*I really don't know how to get started. I have done lots of the homework, but this one (and a couple of others) are really giving me PROBLEMS.*

A stockroom worker pushes a box with a mass 10.5 kg on a horizontal surface with a constant speed of 3.00 m/s. The coeffecients of kinetic and static friction between the box and the surface are .330 and .400, respectively.

What horizontal force must the worker apply to maintain the motion of the box?
Answer expressed in N.

If the worker stops pushing, what will be the acceleration of the box?
Answer expressed in m/s^2.

I have difficulty with your opening statement, as this is some of the simplest force problems in existance. Perhaps you need to rexamine your efforts. Anyone can type a statement expressing what they think needs to be done.

Force friction= mass*g*coeffFriction

In the first case, to maintain the motion, the kinetic coefficent is used.
In the second case, the above force of friction is equal to mass*deaccaleration.

To solve this problem, we will use the formula for frictional force:

Force of friction = mass * acceleration due to gravity * coefficient of friction

First, let's calculate the force of friction when the box is moving with a constant speed. In this case, the coefficient of kinetic friction is used.

Force of friction = 10.5 kg * 9.8 m/s^2 * 0.330

To find the horizontal force the worker must apply to maintain the motion of the box, we need to overcome the force of friction. Since the box is moving at a constant speed, the applied force must be equal in magnitude but opposite in direction to the force of friction.

So, the horizontal force the worker must apply is:

Horizontal force = - Force of friction
= - (10.5 kg * 9.8 m/s^2 * 0.330)
= - 32.445 N (rounded to three decimal places)

Note: The negative sign indicates that the worker needs to apply a force in the opposite direction of the frictional force.

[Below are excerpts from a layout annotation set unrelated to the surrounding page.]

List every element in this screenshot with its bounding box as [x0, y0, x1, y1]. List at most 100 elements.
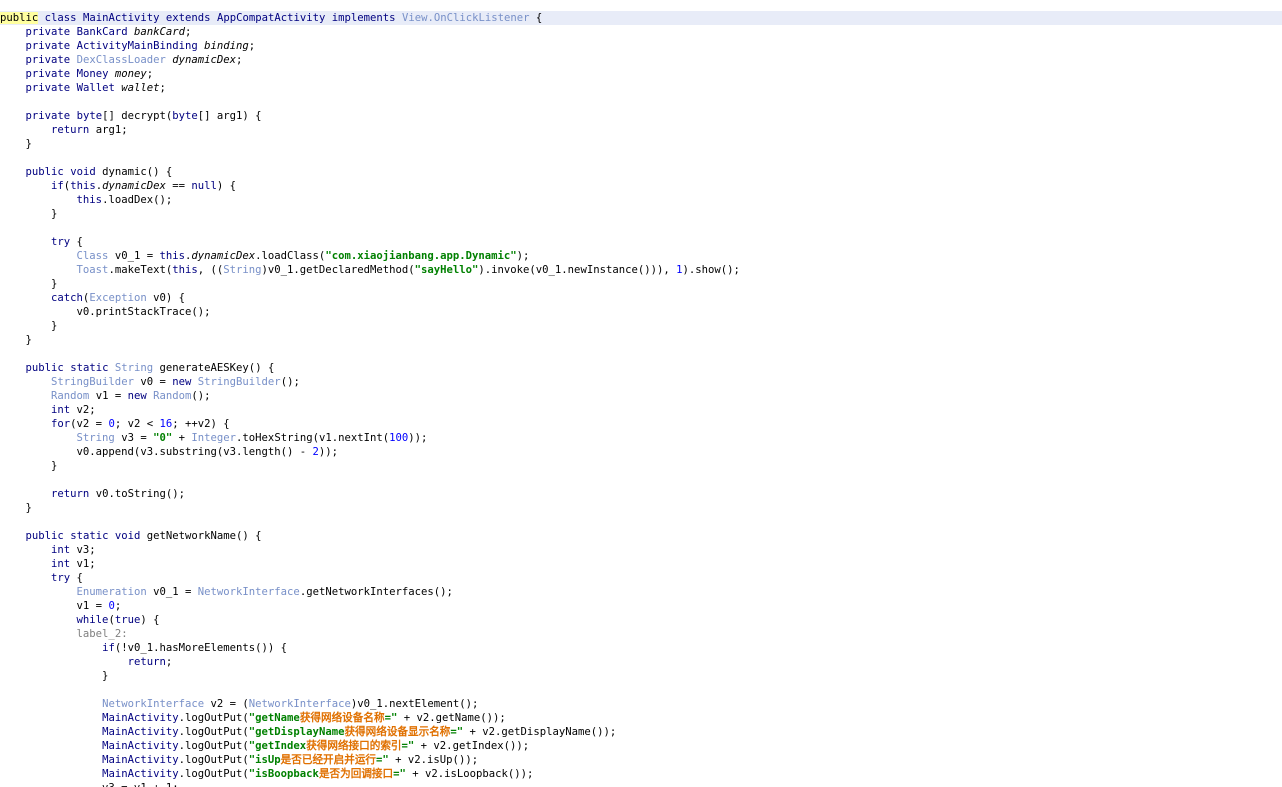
code-token: implements	[331, 12, 396, 24]
code-line[interactable]: Class v0_1 = this.dynamicDex.loadClass("…	[0, 249, 1282, 263]
code-line[interactable]: v3 = v1 + 1;	[0, 781, 1282, 787]
code-token: if	[102, 642, 115, 654]
code-line[interactable]	[0, 221, 1282, 235]
code-line[interactable]: String v3 = "0" + Integer.toHexString(v1…	[0, 431, 1282, 445]
code-line[interactable]: }	[0, 333, 1282, 347]
code-token: ();	[191, 390, 211, 402]
code-line[interactable]: try {	[0, 571, 1282, 585]
code-line[interactable]: }	[0, 501, 1282, 515]
code-token: ="	[450, 726, 464, 738]
code-line[interactable]: label_2:	[0, 627, 1282, 641]
code-line[interactable]: v0.append(v3.substring(v3.length() - 2))…	[0, 445, 1282, 459]
code-line[interactable]: MainActivity.logOutPut("getName获得网络设备名称=…	[0, 711, 1282, 725]
code-line[interactable]	[0, 95, 1282, 109]
code-line[interactable]: }	[0, 459, 1282, 473]
code-line[interactable]	[0, 473, 1282, 487]
code-line[interactable]: Random v1 = new Random();	[0, 389, 1282, 403]
code-line[interactable]: MainActivity.logOutPut("getIndex获得网络接口的索…	[0, 739, 1282, 753]
code-editor[interactable]: public class MainActivity extends AppCom…	[0, 0, 1282, 787]
code-token: ).invoke(v0_1.newInstance())),	[478, 264, 677, 276]
code-line[interactable]: public void dynamic() {	[0, 165, 1282, 179]
code-token: ) {	[216, 180, 237, 192]
code-line[interactable]: v1 = 0;	[0, 599, 1282, 613]
code-line[interactable]: if(this.dynamicDex == null) {	[0, 179, 1282, 193]
code-line[interactable]: MainActivity.logOutPut("getDisplayName获得…	[0, 725, 1282, 739]
code-token: [] arg1) {	[197, 110, 262, 122]
code-token: arg1;	[89, 124, 128, 136]
code-line[interactable]: while(true) {	[0, 613, 1282, 627]
code-token: .toHexString(v1.nextInt(	[236, 432, 390, 444]
code-line[interactable]: return arg1;	[0, 123, 1282, 137]
code-line[interactable]: private ActivityMainBinding binding;	[0, 39, 1282, 53]
code-token: Class	[76, 250, 109, 262]
code-token: ;	[236, 54, 243, 66]
code-token: 获得网络设备显示名称	[344, 726, 451, 738]
code-token: "getDisplayName	[248, 726, 345, 738]
code-line[interactable]	[0, 347, 1282, 361]
code-line[interactable]: try {	[0, 235, 1282, 249]
code-line[interactable]: private Money money;	[0, 67, 1282, 81]
code-token: MainActivity	[102, 712, 179, 724]
code-line[interactable]: }	[0, 669, 1282, 683]
code-token: v3;	[70, 544, 96, 556]
code-token: (!v0_1.hasMoreElements()) {	[114, 642, 288, 654]
code-line[interactable]: Toast.makeText(this, ((String)v0_1.getDe…	[0, 263, 1282, 277]
code-line[interactable]: StringBuilder v0 = new StringBuilder();	[0, 375, 1282, 389]
code-line[interactable]: int v2;	[0, 403, 1282, 417]
code-line[interactable]	[0, 151, 1282, 165]
code-token: NetworkInterface	[102, 698, 205, 710]
code-line[interactable]: if(!v0_1.hasMoreElements()) {	[0, 641, 1282, 655]
code-line[interactable]: }	[0, 137, 1282, 151]
code-token: generateAESKey() {	[153, 362, 275, 374]
code-token: v0.toString();	[89, 488, 185, 500]
code-line[interactable]: return;	[0, 655, 1282, 669]
code-token: )v0_1.getDeclaredMethod(	[261, 264, 415, 276]
code-line[interactable]: this.loadDex();	[0, 193, 1282, 207]
code-token: this	[76, 194, 103, 206]
code-line[interactable]: }	[0, 207, 1282, 221]
code-line[interactable]: public static String generateAESKey() {	[0, 361, 1282, 375]
code-token: for	[51, 418, 71, 430]
code-token: new	[172, 376, 192, 388]
code-line[interactable]: v0.printStackTrace();	[0, 305, 1282, 319]
code-token: Money	[76, 68, 109, 80]
code-token: String	[114, 362, 154, 374]
code-line[interactable]: for(v2 = 0; v2 < 16; ++v2) {	[0, 417, 1282, 431]
code-line[interactable]: NetworkInterface v2 = (NetworkInterface)…	[0, 697, 1282, 711]
code-line[interactable]: return v0.toString();	[0, 487, 1282, 501]
code-line[interactable]	[0, 683, 1282, 697]
code-line[interactable]: int v1;	[0, 557, 1282, 571]
code-line[interactable]: int v3;	[0, 543, 1282, 557]
code-token: public	[25, 166, 64, 178]
code-token: v0.append(v3.substring(v3.length() -	[0, 446, 313, 458]
code-line[interactable]: private byte[] decrypt(byte[] arg1) {	[0, 109, 1282, 123]
code-line[interactable]: private Wallet wallet;	[0, 81, 1282, 95]
code-line[interactable]: public static void getNetworkName() {	[0, 529, 1282, 543]
code-line[interactable]: private DexClassLoader dynamicDex;	[0, 53, 1282, 67]
code-line[interactable]: }	[0, 319, 1282, 333]
code-line[interactable]: MainActivity.logOutPut("isBoopback是否为回调接…	[0, 767, 1282, 781]
code-line[interactable]	[0, 515, 1282, 529]
code-token: ActivityMainBinding	[76, 40, 198, 52]
code-token: + v2.isLoopback());	[405, 768, 534, 780]
code-line[interactable]: private BankCard bankCard;	[0, 25, 1282, 39]
code-line[interactable]: public class MainActivity extends AppCom…	[0, 11, 1282, 25]
code-token: Enumeration	[76, 586, 147, 598]
code-line[interactable]: catch(Exception v0) {	[0, 291, 1282, 305]
code-token: try	[51, 236, 71, 248]
code-token: public	[0, 12, 39, 24]
code-line[interactable]: MainActivity.logOutPut("isUp是否已经开启并运行=" …	[0, 753, 1282, 767]
code-line[interactable]: Enumeration v0_1 = NetworkInterface.getN…	[0, 585, 1282, 599]
code-token: binding	[204, 40, 249, 52]
code-line[interactable]: }	[0, 277, 1282, 291]
code-token: ));	[408, 432, 428, 444]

Now, let's consider what happens when the worker stops pushing. In this case, the box will experience static friction, which needs to be overcome for the box to start accelerating.

The force of friction when the box is at rest is:

Force of friction = 10.5 kg * 9.8 m/s^2 * 0.400

To calculate the acceleration of the box when the worker stops pushing, we can use Newton's second law of motion:

Force = mass * acceleration

The force acting on the box is the force of friction, and the mass is given as 10.5 kg. Therefore:

Force of friction = mass * acceleration
10.5 kg * 9.8 m/s^2 * 0.400 = 10.5 kg * acceleration

Simplifying:

9.8 m/s^2 * 0.400 = acceleration

acceleration = 3.92 m/s^2

Therefore, when the worker stops pushing, the box will experience an acceleration of 3.92 m/s^2.